Despite mounting scientific evidence that viruses can cause changes in learning and memory, the reasons have remained elusive.
In a new study, scientists reported finding that viruses affect the immune system in a way that results in loss of connections between nerve cells in mice brains and those mice performed worse on tests of learning ability.
"This study in animals resonates with what we see in the clinic, where patients with acute or chronic infectious diseases often have weaker performance on motor skills and experience memory decline," study co-author Guang Yang said in a press release.
The research, conducted by scientists at the New York University School of Medicine was published online May 15th in Nature Medicine.
One route of entry for viruses into the body is through the blood. Even if a virus initially enters through the lungs (like the flu virus) or the genital tract (like HIV), the virus often ends up in the blood.
Experiments in mice conducted by the investigators found that the effects of a virus-like infection — created by injecting the mice with a non-pathogenic compound that the body reacts to as if it were an infection — on the brain started in the bloodstream.
They found that when a virus enters the bloodstream, it triggers the immune system to respond. The first cells that respond to fight the foreign invader are immune cells that go by the name CX3CR1highLY6Clow monocytes in mice — a very unique subset of white cells. In humans, they go by the name CX3CR1highCD14dimCD16+, but, they both are the patrolling cells of the immune system.
Dendrites are projections from the brain's neuron cells that carry information from another neuron into the dendrite cell's body. Some dendrites have small projections called dendritic spines that process information received through the senses into memories. The responding monocytes in the mice released tumor necrosis factor alpha (TNFa) — a protein involved in modulating immune responses — that then traveled to the brain. Once in the brain, the study team found that TNFa blocked the formation of dendritic spines.

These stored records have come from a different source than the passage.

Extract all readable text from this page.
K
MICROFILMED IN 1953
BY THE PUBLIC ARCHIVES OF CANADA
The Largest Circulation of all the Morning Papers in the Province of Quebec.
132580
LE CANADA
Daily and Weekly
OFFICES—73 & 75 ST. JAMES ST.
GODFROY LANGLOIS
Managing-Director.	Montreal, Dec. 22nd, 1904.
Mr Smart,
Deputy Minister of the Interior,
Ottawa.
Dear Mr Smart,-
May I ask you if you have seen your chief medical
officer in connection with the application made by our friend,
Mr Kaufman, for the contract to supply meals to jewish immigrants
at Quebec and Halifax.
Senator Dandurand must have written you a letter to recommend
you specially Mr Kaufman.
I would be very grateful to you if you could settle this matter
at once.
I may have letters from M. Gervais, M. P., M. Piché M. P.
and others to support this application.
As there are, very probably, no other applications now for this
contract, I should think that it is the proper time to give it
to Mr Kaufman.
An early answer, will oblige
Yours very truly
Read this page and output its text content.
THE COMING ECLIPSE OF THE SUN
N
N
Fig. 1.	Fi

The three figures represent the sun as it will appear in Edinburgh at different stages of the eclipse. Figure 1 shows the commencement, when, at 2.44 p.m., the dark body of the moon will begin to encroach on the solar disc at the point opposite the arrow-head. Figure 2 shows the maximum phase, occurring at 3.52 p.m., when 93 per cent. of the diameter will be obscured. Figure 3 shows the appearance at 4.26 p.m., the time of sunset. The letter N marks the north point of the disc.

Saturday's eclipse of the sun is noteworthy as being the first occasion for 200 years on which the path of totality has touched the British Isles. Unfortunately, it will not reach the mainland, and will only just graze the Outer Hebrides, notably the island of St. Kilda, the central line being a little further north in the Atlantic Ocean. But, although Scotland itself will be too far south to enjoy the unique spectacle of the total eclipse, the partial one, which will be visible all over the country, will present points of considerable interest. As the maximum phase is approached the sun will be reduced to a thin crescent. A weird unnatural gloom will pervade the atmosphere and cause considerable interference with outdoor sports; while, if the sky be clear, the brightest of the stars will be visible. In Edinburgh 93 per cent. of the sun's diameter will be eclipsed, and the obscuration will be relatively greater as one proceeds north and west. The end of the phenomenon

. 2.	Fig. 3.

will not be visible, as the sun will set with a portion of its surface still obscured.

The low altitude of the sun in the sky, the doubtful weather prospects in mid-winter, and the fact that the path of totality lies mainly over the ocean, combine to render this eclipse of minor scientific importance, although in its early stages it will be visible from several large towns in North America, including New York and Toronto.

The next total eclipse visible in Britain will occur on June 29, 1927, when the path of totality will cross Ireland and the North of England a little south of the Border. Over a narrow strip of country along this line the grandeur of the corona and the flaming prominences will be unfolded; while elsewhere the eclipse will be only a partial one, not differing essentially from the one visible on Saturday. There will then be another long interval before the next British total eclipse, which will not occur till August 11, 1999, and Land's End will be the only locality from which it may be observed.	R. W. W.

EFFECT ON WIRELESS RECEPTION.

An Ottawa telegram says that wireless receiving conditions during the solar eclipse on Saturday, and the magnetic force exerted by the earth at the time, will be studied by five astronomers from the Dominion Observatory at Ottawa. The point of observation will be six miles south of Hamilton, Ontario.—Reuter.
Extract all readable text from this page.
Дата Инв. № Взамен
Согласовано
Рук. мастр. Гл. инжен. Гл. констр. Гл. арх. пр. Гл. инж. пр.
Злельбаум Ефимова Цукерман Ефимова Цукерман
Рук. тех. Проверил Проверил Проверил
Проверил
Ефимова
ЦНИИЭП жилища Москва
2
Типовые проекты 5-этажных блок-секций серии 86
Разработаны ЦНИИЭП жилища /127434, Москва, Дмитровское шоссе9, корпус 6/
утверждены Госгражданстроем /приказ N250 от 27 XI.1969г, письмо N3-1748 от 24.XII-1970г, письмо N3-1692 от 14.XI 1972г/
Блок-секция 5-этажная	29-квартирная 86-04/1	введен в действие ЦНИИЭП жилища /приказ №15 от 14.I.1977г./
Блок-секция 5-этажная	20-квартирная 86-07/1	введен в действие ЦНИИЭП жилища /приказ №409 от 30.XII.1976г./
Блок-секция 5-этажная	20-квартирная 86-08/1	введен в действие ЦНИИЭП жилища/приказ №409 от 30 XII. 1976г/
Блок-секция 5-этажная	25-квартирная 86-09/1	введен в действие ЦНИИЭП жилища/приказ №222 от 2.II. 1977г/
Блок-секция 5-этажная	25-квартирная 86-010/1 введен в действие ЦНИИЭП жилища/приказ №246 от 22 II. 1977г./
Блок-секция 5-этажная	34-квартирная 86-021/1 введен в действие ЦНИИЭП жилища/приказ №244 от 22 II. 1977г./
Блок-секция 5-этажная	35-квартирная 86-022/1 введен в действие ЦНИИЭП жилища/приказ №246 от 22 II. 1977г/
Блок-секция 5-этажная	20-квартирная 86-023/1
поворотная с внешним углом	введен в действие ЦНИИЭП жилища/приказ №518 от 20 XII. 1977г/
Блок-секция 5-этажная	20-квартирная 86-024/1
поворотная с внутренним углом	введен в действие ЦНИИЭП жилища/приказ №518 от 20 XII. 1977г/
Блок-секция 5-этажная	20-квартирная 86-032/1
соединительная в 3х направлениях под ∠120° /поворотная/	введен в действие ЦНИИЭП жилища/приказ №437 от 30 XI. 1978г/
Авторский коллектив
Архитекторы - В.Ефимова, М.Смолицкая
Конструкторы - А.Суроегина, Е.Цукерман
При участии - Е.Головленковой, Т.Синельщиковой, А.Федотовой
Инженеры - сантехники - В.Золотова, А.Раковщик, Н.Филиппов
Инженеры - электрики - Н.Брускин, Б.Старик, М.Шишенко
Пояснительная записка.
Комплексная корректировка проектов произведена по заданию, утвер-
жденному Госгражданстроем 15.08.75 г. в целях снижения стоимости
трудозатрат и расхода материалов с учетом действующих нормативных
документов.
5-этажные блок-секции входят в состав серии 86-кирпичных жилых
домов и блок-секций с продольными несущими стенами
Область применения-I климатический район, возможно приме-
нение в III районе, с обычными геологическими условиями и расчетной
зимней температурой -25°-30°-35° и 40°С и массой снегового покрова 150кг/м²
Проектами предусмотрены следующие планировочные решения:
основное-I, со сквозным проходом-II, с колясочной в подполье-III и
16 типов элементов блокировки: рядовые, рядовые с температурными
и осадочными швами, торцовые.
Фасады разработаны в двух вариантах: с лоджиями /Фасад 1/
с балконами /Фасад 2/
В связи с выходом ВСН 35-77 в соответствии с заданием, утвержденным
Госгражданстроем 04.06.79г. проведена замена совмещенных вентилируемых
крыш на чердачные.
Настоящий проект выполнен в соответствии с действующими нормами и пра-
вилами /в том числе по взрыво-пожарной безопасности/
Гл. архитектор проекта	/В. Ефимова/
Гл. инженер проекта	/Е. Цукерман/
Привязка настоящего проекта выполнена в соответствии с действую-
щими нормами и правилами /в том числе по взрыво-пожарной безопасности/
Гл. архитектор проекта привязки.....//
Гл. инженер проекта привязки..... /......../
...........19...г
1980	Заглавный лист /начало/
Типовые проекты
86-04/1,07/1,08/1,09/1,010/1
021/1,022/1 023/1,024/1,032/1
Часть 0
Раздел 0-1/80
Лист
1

To test effects of infection on the animals' ability to learn, mice were trained to run on an accelerating rotating rod, while the investigators took images of the dendrites in their brain. Two days after the researchers infected the mice with the viral mimic, they did significantly worse on the rotating rod manipulation they had learned just days before.
Brain images showed the mice with the virus-like infection had lost than half the percentage of dendritic spines as uninfected mice did and led the scientist to conclude that immune disruption of synaptic networks was the cause of the impaired learning process they observed.
The study authors said that the unique subset of monocytes, as well as TNFa, may present potential therapeutic targets for preventing infection-induced cognitive dysfunction.